BRAVE. Pixar's Scottish princess also returns. PG. 100m.
THE BOURNE LEGACY. Jeremy Renner replaces Matt Damon in the action franchise based on Robert Ludlum's international thriller novels. PG13. 125m.
THE CAMPAIGN. Doofus duo Will Ferrell and Zach Galafianakis star in this broad, lazy skewering of American politics. R. 85m.
THE DARK KNIGHT RISES. Is it a fascistic diatribe against the Occupy movement, or just a Batman movie? Discuss. PG13. 164m.
THE EXPENDABLES 2. Stallone, Schwarzenegger, Norris et alii employ steroids and explosives as they rage against the dying of the light. R. 102m.
HIT AND RUN. A young couple on the lam tries to outrun a federal marshal and a band of misfits in this labor of love from Dax Shepard. R. 100m.
HOPE SPRINGS. Meryl Streep and Tommy Lee Jones play an aging couple trying to rekindle the fire in their 30-year-old marriage. PG13. 100m.
THE INTOUCHABLES. After a paragliding accident leaves him a quadriplegic, a French aristocrat hires a black man (!) from the projects (!!!) to be his caretaker. French with subtitles. R. 112m.
THE ODD LIFE OF TIMOTHY GREEN. A barren couple writes down their hopes for a young'un, buries them in the backyard, and hark, a dirty kid emerges.
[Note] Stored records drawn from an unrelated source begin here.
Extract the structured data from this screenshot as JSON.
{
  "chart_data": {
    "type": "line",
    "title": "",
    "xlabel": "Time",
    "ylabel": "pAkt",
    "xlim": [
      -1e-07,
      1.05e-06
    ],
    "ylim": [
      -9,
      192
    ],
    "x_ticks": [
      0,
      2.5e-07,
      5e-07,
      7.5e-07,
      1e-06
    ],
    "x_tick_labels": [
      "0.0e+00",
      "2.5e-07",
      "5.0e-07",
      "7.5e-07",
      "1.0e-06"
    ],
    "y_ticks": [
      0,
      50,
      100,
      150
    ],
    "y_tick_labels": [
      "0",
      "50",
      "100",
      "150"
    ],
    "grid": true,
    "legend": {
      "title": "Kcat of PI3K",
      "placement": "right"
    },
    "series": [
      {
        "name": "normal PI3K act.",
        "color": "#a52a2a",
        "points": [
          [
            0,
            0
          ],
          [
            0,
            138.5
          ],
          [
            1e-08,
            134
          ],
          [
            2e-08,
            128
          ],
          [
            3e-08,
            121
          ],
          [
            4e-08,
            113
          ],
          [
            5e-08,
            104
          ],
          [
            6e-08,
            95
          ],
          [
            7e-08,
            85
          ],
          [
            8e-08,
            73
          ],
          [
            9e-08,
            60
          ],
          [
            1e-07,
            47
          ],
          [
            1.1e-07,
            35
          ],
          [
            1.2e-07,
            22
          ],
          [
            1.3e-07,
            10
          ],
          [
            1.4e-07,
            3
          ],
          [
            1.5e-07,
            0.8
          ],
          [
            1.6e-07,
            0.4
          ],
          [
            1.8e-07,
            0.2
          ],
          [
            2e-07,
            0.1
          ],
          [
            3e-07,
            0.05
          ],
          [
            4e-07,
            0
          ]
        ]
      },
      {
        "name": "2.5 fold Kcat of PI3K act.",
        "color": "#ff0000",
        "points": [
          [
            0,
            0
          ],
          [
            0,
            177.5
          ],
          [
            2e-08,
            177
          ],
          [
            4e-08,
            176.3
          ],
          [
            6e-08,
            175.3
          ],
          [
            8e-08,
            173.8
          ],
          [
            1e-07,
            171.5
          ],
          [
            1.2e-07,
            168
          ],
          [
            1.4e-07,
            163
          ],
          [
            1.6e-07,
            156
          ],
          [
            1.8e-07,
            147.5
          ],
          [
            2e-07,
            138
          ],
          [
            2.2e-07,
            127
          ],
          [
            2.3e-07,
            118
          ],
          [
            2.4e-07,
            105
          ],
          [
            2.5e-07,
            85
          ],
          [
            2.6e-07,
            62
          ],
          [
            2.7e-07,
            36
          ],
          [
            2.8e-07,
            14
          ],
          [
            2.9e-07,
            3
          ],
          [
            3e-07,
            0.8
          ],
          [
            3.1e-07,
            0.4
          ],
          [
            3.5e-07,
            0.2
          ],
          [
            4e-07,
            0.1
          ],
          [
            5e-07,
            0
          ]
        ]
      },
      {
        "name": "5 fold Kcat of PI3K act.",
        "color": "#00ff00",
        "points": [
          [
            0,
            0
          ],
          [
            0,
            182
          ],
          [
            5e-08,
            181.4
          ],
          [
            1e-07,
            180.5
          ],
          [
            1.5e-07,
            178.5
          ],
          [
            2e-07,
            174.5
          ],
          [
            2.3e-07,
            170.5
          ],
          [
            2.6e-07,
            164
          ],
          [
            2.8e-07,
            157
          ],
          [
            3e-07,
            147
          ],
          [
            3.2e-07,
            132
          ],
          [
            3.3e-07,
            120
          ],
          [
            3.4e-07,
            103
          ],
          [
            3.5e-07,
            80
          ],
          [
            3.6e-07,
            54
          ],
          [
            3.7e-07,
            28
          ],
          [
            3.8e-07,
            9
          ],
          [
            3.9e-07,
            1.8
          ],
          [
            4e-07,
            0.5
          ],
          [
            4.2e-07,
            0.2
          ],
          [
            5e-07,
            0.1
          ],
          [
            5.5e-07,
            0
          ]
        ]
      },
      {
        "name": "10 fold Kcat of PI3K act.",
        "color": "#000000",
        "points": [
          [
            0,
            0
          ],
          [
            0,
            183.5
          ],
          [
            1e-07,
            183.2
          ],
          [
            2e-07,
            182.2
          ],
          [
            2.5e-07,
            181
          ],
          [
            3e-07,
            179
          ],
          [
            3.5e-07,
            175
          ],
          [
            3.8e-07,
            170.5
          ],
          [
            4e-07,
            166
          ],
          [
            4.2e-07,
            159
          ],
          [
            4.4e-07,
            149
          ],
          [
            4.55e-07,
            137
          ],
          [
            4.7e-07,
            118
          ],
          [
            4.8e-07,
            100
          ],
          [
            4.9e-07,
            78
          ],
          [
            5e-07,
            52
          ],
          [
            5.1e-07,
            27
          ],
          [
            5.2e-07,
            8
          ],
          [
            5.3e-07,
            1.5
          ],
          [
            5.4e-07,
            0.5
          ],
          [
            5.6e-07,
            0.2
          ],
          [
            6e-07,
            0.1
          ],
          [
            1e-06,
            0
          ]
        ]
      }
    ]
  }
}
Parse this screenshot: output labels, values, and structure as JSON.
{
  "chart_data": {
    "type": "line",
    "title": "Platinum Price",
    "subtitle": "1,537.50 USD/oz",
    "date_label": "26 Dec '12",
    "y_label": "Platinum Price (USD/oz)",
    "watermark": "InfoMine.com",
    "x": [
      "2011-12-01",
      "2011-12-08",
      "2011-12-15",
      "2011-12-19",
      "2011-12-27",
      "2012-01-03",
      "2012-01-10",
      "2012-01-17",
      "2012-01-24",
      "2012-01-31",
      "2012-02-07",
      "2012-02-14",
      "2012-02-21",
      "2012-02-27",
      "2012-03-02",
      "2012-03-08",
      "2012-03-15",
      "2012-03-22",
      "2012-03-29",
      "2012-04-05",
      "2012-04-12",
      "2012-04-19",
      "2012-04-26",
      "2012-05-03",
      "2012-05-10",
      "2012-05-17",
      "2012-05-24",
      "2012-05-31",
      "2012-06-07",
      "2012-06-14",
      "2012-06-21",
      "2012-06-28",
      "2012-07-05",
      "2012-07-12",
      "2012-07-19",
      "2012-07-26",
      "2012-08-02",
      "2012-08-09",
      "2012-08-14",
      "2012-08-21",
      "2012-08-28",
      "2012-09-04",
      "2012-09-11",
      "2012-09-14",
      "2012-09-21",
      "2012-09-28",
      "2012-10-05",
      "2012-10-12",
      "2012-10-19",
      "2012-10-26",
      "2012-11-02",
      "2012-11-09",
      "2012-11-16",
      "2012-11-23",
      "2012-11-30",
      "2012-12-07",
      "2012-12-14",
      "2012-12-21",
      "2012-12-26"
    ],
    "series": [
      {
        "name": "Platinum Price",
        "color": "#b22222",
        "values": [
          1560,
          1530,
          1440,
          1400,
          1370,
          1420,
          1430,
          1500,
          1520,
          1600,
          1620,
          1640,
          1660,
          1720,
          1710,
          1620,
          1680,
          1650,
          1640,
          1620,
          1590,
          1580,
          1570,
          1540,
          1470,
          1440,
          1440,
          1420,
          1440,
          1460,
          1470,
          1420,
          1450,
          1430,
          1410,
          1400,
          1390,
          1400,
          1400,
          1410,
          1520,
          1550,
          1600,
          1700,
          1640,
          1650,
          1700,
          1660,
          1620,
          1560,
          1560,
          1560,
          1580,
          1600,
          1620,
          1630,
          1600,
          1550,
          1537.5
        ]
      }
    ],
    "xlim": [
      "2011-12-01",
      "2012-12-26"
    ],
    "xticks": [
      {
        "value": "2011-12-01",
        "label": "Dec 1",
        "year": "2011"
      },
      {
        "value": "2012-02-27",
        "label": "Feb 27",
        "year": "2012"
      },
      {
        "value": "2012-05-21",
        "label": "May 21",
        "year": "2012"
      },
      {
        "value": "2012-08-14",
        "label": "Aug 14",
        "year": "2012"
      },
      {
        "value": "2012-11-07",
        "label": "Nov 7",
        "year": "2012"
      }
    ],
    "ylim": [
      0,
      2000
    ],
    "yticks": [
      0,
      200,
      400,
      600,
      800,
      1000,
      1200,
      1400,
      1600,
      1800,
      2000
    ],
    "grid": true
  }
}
PG. 100m.
PARANORMAN. A misunderstood boy tries to save his town from zombies in this pretty if bland stop-motion film from the makers of Coraline. PG. 93m.
THE POSSESSION. Available for rent: Body of young girl. Tenant must be malevolent spirit who can freak parents out by making girl convulse and puke locusts. PG13. 91m.
PREMIUM RUSH. Joseph Gordon-Levitt stars as a bike messenger pedaling from crime lords through the mean streets of NYC. PG13. 91m.